Dal nono rapporto annuale sulla pena di morte in Iran – curato dall’organizzazione per i diritti umani Iran Human Rights (IHR) – emerge che nel 2016 sono state messe a morte circa 530 persone nella Repubblica Islamica dell’Iran. Sebbene il dato registrato è significativamente inferiore rispetto al numero annuale di esecuzioni avvenute negli ultimi cinque anni, l’ Iran – con una media di più di una esecuzione al giorno – conserva il primato di paese con il più alto numero di pene capitali.
‹‹Accogliamo positivamente questa significativa riduzione dell’uso della pena di morte, – riferisce Mahmood Amiry-Moghaddam, direttore e portavoce di IHR – tuttavia non ci sono elementi a sufficienza che indicano un cambiamento politico nella Repubblica Islamica dell’Iran a motivare una simile diminuzione. Stando alle nostre informazioni, nei soli primi due mesi del 2017 sono state messe a morte circa 140 persone››.
In occasione della presentazione del rapporto annuale sulla pena di morte in Iran 2016, le organizzazioni Iran Human Rights (IHR) e ECPM (Esemble contre la peine de mort) fanno appello ai paesi europei che hanno avviato un dialogo con l’Iran, affinché facciano pressione per richiedere una moratoria della pena capitale nel paese, e per maggiori riforme del sistema giudiziario nel rispetto degli standard internazionali.
Il rapporto si concentra con particolare attenzione sul ruolo dei tribunali rivoluzionari, quali fonti principali di arbitrarietà e violazioni nei procedimenti giudiziari. Sono proprio i tribunali rivoluzionari i responsabili della stragrande maggioranza di sentenze capitali emesse ed eseguite negli ultimi 37 anni in Iran. Stando ai dati del rapporto annuale di IHR, circa il 64% di tutte le esecuzioni avvenute nel 2016 e più di 3.200 registrate dal 2010, sono basate su sentenze emesse dai tribunali rivoluzionari. I tribunali rivoluzionari sono meno trasparenti di quelli pubblici, e i loro giudici sono noti per abuso del potere legale loro concesso. Processi lampo (di durata inferiore ai 15 minuti), impossibilità ad accedere ad una adeguata assistenza legale, sentenze basate su confessioni forzate e ottenute sotto tortura, sono la cifra caratteristica dei tribunali rivoluzionari.
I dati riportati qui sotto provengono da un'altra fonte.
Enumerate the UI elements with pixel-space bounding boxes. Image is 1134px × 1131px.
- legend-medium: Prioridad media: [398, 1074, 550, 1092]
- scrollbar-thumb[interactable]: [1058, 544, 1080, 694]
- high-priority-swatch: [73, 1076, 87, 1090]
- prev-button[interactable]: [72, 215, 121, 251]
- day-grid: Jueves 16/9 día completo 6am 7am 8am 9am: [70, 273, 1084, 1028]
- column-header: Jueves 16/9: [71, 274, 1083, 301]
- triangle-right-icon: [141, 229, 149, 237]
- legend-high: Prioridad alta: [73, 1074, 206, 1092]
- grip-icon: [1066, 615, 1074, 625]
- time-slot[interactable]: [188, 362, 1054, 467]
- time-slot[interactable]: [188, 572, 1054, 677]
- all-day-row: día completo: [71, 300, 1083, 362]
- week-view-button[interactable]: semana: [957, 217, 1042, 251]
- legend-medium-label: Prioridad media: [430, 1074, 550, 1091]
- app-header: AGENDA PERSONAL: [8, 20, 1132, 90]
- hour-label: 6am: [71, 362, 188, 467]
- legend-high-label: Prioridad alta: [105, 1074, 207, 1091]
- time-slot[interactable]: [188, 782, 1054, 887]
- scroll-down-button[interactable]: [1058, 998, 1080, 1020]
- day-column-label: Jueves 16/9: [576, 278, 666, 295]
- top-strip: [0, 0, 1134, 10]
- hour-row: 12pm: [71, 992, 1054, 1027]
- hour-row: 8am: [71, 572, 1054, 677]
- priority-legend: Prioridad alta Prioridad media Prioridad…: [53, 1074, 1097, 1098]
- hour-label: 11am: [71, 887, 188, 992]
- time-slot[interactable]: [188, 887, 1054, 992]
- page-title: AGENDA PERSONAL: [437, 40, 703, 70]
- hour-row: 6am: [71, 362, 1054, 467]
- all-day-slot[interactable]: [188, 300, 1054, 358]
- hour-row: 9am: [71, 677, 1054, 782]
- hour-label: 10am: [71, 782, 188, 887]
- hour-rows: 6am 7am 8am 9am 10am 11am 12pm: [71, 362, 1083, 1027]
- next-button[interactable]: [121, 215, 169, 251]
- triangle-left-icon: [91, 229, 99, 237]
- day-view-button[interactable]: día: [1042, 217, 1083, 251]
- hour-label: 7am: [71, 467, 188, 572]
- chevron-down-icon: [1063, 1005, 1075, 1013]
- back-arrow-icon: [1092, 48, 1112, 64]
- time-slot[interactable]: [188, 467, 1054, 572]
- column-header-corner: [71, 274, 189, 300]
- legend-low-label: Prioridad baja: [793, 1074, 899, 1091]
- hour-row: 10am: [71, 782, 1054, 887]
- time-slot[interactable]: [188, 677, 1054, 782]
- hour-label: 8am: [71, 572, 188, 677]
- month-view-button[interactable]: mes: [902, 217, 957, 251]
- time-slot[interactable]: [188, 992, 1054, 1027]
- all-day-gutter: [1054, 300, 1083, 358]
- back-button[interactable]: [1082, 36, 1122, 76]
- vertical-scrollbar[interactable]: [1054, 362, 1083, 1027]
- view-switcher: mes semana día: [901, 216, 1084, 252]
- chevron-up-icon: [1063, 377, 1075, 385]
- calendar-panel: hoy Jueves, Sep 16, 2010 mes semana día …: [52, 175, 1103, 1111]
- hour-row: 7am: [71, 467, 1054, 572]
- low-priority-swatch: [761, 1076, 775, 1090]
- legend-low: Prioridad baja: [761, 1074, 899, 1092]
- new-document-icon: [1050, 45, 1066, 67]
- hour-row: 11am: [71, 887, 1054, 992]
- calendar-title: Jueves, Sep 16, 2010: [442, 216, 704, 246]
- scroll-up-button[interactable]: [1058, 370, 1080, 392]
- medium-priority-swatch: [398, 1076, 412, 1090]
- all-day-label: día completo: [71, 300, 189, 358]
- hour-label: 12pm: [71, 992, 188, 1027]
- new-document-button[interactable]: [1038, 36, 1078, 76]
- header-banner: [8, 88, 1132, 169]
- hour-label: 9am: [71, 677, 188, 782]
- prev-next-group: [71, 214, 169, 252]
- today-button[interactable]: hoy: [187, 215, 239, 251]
Sull’assenza di processi equi Mahmood Amiry-Moghaddam afferma: ‹‹Una riduzione dell’uso della pena di morte che sia sostenibile, è purtroppo impossibile in presenza di procedimenti giudiziari iniqui. I tribunali rivoluzionari che condannano centinaia di persone a morte ogni anno, sono tra le principali istituzioni responsabili di gravi violazioni in Iran e vanno fermati››.
Il direttore esecutivo di ECPM, Raphaël Chenuil-Hazan, commenta: ‹‹Facciamo appello a tutti gli stati democratici e ai partner europei della Repubblica Islamica dell’Iran, perché vengano compiuti seri sforzi per ridurre la pena di morte nel paese, e perché i diritti umani vengano inclusi nei dialoghi bilaterali. Solo esercitando una costante pressione nel dialogo con l’Iran si potrà raggiungere ed ottenere un esito positivo››.
IHR e ECPM fanno appello anche alle autorità iraniane affinché rilascino immediatamente l’attivista ed avvocata Narges Mohammadi, condannata da un tribunale rivoluzionario a ben sedici anni di detenzione, dieci dei quali a causa di una campagna abolizionista da lei fondata e promossa. I gruppi e le associazioni per i diritti umani si uniscono all’appello perché si ponga fine alla repressione della società civile e ai procedimenti penali contro attivisti pacifici.